You're leaving out a certain portion of write amplification for parity RAID, because every time you write 4K you have to re-write another 4K of parity (though many implementations will write the entire parity stripe,) so for random writes that means you get half of the total endurance, at best, and from what I understand RAIDz writes a lot more than the minimum in this case.


Regarding the cache, i couldnt really find to much informations about the cache of the intel dc p4XXX ssds (like the p4600). Do they even have cache or do they really sustain all the speed directly to the drive with no cache?
Enterprise drives tend not to use DRAM for write caching, because server applications tend to sync writes often enough that the drive would have to write everything to NAND all the time anyway and not gain any performance. I imagine anyone that knows exactly how those Intel drives use their DRAM is under NDA and can't share the info, but benchmarks don't show any sign of significant write caching - they do support that performance pretty much direct to flash.


Also as far as i understand it the dram cache on most ssds is usually used as some sort of registrar and not to store actual files that are written to the drive, correct?
For enterprise drives, yeah, they tend to store the block mapping table, small amounts of user data that has to be moved around for background maintenance, and maybe some read cache (which is again not super useful for enterprise workloads because they have system memory for read cache.)


but since both where empty shouldnt this even out?
Not really, not across drives designed so differently. Enterprise drives are specifically made to do consistent IO over long periods of time, desktop drives are primarily designed to win trivial benchmarks, because that's what their respective buyers want.

How large is the SLC cache on the Firecuda 530 actually, didnt really find anything in the datasheet?
Modern consumer SSDs tend to use some kind of variable caching strategy, TLC chips can be run in SLC mode when conditions are suitable. You really just have to hammer the disk with random writes, chart the speed vs quantity of data written, then look for the performance steps, that will show you about how large each cache is.

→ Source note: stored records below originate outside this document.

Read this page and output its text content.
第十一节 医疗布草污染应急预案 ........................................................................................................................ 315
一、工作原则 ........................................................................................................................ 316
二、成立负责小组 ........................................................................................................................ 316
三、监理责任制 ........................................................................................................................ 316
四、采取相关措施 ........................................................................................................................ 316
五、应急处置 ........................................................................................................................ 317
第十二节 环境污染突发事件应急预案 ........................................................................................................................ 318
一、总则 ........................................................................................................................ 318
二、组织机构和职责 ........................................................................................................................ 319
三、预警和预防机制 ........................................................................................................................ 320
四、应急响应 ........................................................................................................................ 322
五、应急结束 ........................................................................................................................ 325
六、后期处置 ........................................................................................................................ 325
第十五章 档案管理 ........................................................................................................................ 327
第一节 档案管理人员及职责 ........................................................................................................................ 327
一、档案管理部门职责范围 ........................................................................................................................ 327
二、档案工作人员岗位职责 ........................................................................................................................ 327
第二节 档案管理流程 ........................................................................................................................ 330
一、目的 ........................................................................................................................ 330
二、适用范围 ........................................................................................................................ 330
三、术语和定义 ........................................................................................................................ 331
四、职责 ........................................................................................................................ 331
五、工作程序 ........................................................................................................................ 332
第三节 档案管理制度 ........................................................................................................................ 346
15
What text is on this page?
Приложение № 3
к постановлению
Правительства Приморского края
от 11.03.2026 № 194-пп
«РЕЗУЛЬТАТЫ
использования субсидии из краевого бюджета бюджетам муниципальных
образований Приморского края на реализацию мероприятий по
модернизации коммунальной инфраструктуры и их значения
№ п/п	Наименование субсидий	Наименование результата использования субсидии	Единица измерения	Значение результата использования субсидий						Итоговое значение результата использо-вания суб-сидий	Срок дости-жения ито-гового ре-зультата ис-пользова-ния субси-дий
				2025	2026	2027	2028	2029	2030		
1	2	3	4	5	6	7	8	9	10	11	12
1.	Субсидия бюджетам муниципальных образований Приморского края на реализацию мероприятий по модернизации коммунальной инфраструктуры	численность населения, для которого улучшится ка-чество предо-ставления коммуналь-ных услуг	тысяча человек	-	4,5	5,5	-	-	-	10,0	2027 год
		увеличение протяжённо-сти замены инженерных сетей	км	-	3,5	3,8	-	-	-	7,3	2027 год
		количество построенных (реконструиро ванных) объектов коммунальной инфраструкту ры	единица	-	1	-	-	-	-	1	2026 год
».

Realistically you want to test with your actual workload, or a close simulation, and you should fill the drive up with random data immediately before you kick off the benchmark, so the drive is closer to steady state operating conditions.
 

Tech Junky

Active Member
Oct 26, 2023
351
120
43
You'll see a difference.

When I was testing TB enclosures I tested 4-5 different drives and for that purpose a new SN770 w/o DRAM worked better than the SN850 that does have it. However, internal use may vary a bit more based on how much RAM the system has to compensate. With 32GB I didn't see any deprecation in speed.

When I was initially looking into the U drives Intel didn't really do much other than have inventory. Their specs didn't have much appeal. Micron looked good until they didn't work in such a short lifespan which was a blessing due to being able to return for a refund vs RMA. Ruling those two out only leaves a couple of other options Kioxia / Samsung. SS for me is a no go for their higher prices and no real performance difference.

Seagate.... SMH... never again will they be in any of my systems.

Caching for me at this point isn't a concern since the drive hits 6.5GB/s in throughput and I put most things into write-through mode direct to disk instead of OS caching and then passing it on. The nice thing about some of the drives is no need to Raid them to get the speed you want like dealing with spinners. That was kind of the point for me switching to SSD in the first place besides it being lighter in weight for moving the system location. Loading up a case with drives adds considerable weight to be dealt with. Anyway... I went with the 16TB (15.36) option as that's what my prior setup had in raid. Figuring the prior setup was in use 24/7 for 8 years and still the drives could probably go another 10 years+ according to the SMART data on them. The SSD should be good for a decade which makes the cost a bit more palatable.